Ames constructed a 294-foot-wide labyrinth weir concrete spillway, the first of its kind in Utah, at the DMAD Reservoir in Delta, completing the project nine months ahead of schedule.
The previous spillway no longer met Utah’s Probable Maximum Flood (PMF) criteria, while the new spillway is designed to have the hydraulic capacity to pass the PMF of all upstream floodwaters that feed into the Sevier River Basin. The labyrinth walls feature 17 turns with a radius at the top of the upstream side that allows the water to slowly rise to the top before cresting the structure.
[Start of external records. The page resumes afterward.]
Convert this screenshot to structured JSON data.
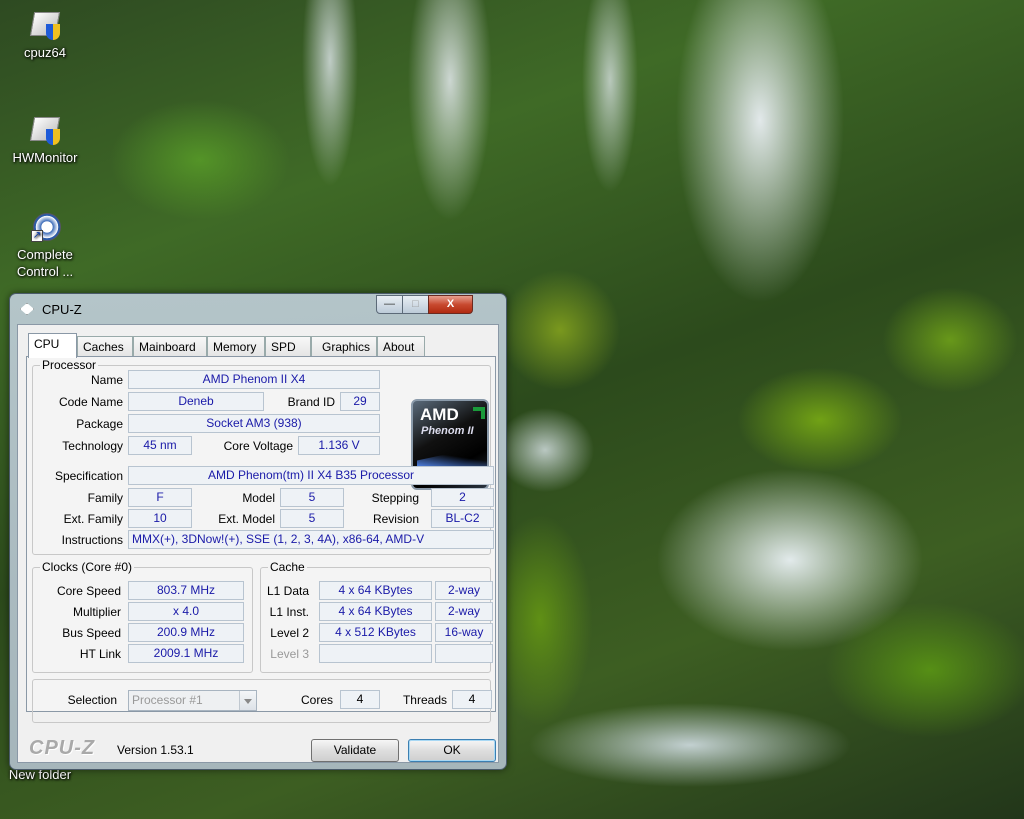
{
  "desktop": {
    "icons": [
      {
        "label": "cpuz64",
        "icon": "cpuz-shield-icon"
      },
      {
        "label": "HWMonitor",
        "icon": "hwmonitor-shield-icon"
      },
      {
        "label": "Complete Control ...",
        "icon": "shortcut-icon"
      },
      {
        "label": "New folder",
        "icon": "folder-icon"
      }
    ]
  },
  "window": {
    "title": "CPU-Z",
    "controls": {
      "minimize": "—",
      "maximize": "□",
      "close": "X"
    },
    "tabs": [
      "CPU",
      "Caches",
      "Mainboard",
      "Memory",
      "SPD",
      "Graphics",
      "About"
    ],
    "active_tab": "CPU",
    "processor": {
      "group_title": "Processor",
      "name_label": "Name",
      "name": "AMD Phenom II X4",
      "codename_label": "Code Name",
      "codename": "Deneb",
      "brandid_label": "Brand ID",
      "brandid": "29",
      "package_label": "Package",
      "package": "Socket AM3 (938)",
      "technology_label": "Technology",
      "technology": "45 nm",
      "voltage_label": "Core Voltage",
      "voltage": "1.136 V",
      "spec_label": "Specification",
      "spec": "AMD Phenom(tm) II X4 B35 Processor",
      "family_label": "Family",
      "family": "F",
      "model_label": "Model",
      "model": "5",
      "stepping_label": "Stepping",
      "stepping": "2",
      "extfamily_label": "Ext. Family",
      "extfamily": "10",
      "extmodel_label": "Ext. Model",
      "extmodel": "5",
      "revision_label": "Revision",
      "revision": "BL-C2",
      "instructions_label": "Instructions",
      "instructions": "MMX(+), 3DNow!(+), SSE (1, 2, 3, 4A), x86-64, AMD-V",
      "logo": {
        "brand": "AMD",
        "product": "Phenom II"
      }
    },
    "clocks": {
      "group_title": "Clocks (Core #0)",
      "corespeed_label": "Core Speed",
      "corespeed": "803.7 MHz",
      "multiplier_label": "Multiplier",
      "multiplier": "x 4.0",
      "busspeed_label": "Bus Speed",
      "busspeed": "200.9 MHz",
      "htlink_label": "HT Link",
      "htlink": "2009.1 MHz"
    },
    "cache": {
      "group_title": "Cache",
      "l1data_label": "L1 Data",
      "l1data": "4 x 64 KBytes",
      "l1data_way": "2-way",
      "l1inst_label": "L1 Inst.",
      "l1inst": "4 x 64 KBytes",
      "l1inst_way": "2-way",
      "l2_label": "Level 2",
      "l2": "4 x 512 KBytes",
      "l2_way": "16-way",
      "l3_label": "Level 3",
      "l3": "",
      "l3_way": ""
    },
    "selection": {
      "label": "Selection",
      "value": "Processor #1",
      "cores_label": "Cores",
      "cores": "4",
      "threads_label": "Threads",
      "threads": "4"
    },
    "footer": {
      "brand": "CPU-Z",
      "version": "Version 1.53.1",
      "validate": "Validate",
      "ok": "OK"
    }
  }
}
Work scope included demolishing the existing concrete spillway and over-excavating under and around the new spillway structure footprint. The old spillway was built on liquefiable sands, meaning that in a seismic event, the foundation soil underneath the spillway was susceptible to liquefying and failing the spillway. After excavation, Ames replaced the unstable material with stronger engineered structural base course and recompacted embankment material.
The spillway contains more than 6,000 cubic yards of structural concrete. Additional work included dewatering, backfilling, rip rap, slope protection rock, spillway channel rock fill, grouting the new wells and sumps, all concrete footing, batter walls, baffles, end sills, chute piers, rebar, three cast-in-place weir boxes, and the bottom and slope slabs of the spillway.